On the other hand, I actually don't mind an academic Bible. While orthonorm seems to have no love for the RSV, I think it is really quite well done, and I recommend you buy The New Oxford Annotated Bible with "Apocrypha" RSV. Yes, it has study notes, but they're very minimal and really serve to provide clarification on textual issues. Here's a link if you want to consider it:
I think the translation is great and the footnotes have all the variants know at the last pressing in the late 70's. It is also Ecumenical in that it is approved for liturgical use and personal study in Orthodox, Roman Catholic and most Protestant churches. Some of the scholarship in the notes is not compatible with an Orthodox ethos, but any of that is really quite minimal and I don't see any real damage coming from those minor areas anyway.
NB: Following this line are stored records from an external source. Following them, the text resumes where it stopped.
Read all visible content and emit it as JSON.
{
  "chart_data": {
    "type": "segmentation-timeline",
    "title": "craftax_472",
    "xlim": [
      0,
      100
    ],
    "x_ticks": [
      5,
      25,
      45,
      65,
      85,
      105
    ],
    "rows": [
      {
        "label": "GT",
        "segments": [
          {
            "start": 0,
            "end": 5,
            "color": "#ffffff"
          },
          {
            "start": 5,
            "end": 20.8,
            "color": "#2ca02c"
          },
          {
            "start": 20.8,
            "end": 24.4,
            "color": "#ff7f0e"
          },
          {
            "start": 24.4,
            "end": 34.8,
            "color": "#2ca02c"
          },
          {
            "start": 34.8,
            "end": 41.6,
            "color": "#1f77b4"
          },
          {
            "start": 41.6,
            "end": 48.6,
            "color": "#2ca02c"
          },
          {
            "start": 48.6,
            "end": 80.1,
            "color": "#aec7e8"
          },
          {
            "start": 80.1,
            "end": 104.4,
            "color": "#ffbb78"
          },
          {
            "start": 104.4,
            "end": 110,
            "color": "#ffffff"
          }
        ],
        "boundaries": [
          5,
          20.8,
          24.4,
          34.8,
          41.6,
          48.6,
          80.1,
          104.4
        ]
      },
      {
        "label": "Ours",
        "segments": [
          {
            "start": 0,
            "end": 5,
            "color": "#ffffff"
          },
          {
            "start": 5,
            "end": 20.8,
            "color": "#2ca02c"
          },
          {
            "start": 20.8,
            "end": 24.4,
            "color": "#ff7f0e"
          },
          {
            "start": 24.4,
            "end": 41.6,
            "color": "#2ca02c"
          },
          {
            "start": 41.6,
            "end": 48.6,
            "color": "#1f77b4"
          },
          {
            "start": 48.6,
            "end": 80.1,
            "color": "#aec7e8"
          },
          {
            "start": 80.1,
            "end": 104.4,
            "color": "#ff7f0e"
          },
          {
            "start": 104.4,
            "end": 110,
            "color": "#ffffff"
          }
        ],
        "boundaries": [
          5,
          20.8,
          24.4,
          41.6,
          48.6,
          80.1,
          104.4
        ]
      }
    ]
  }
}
I mostly find the notes in the Orthodox Study Bible to be banal and irritating. There's notes for everything, and they're completely repetitive. Ruth lays down with Boaz, just like we lay down dead with Christ in baptism, and He tells us what to do just as Boaz tells Ruth what to do. ARE YOU SERIOUS!?!?! I know typology can get out of hand sometimes, but this stuff is sometimes downright moronic. That being said, I mean no disrespect to the OSB and all the love and effort that went into it. I use the text quite often and I think overall it's a huge asset to Orthodox in America and was an absolute necessity to create.
So get whatever you want to, but for me at this time the Oxford RSV is becoming my standard for Bible reading. Excellent textual scholarship on variants, excellent poetical translation of songs, and even if you don't want notes these are really valuable if you are in any way historically critically inclined.
OK. First, maybe I don't write English. I've suggest the exact edition of the RSV you recommend for Bible study. I use it in conjunction with with NKJV for 83% of my Bible reading / study. The Oxford RSV comes out with the notes when doing some light study and comparison with the NKJV.
So if I have given the impression that I have no love for the RSV, then I have been unclear although I have explicitly recommended it.
Having grown up on the KJV though, the RSV as Bible to read daily seems to be a poor marriage of the language of KJV and more contemporary English. But the version is great.
I agree obviously with some of what you say about the OT in NRSV, as I have already said it.
And I agree with the lack of poetic quality. But hearing wind, breath, spirit, etc. through a variety of versions communicated more clearly what is suggested. The Hebrew and Greek agree with these meanings. This is why I think for study a couple versions are handy.
For single use, again the NRSV is to be avoided.
However, I do think it gets a bad rap about being too "Jewish". I think Christianity, Orthodox or otherwise, has suffered severely from divorcing itself too much from its semitic albeit Hellenistic influenced origins. And I think we agree Jews have as well. And really the whole what "OT" did the writers of the "NT" use is very complicated and ultimately too unclear an issue to come down on a single set much less version or even translation.
Spot on with the Christological typology. But sometimes it is the NRSV which is the greatest help in trying to make sense of some the Scripture, for me.
But I would definitely not recommend it to anyone who isn't sensitive to these matters.
To be clear, as if it matters what I do:
Daily Reading: NKJV
Light Study: Oxford RSV and NKJV and NRSV
More Serious Study: The whole kitchen sink: podcasts, books, many English versions, commentaries, homilies, etc.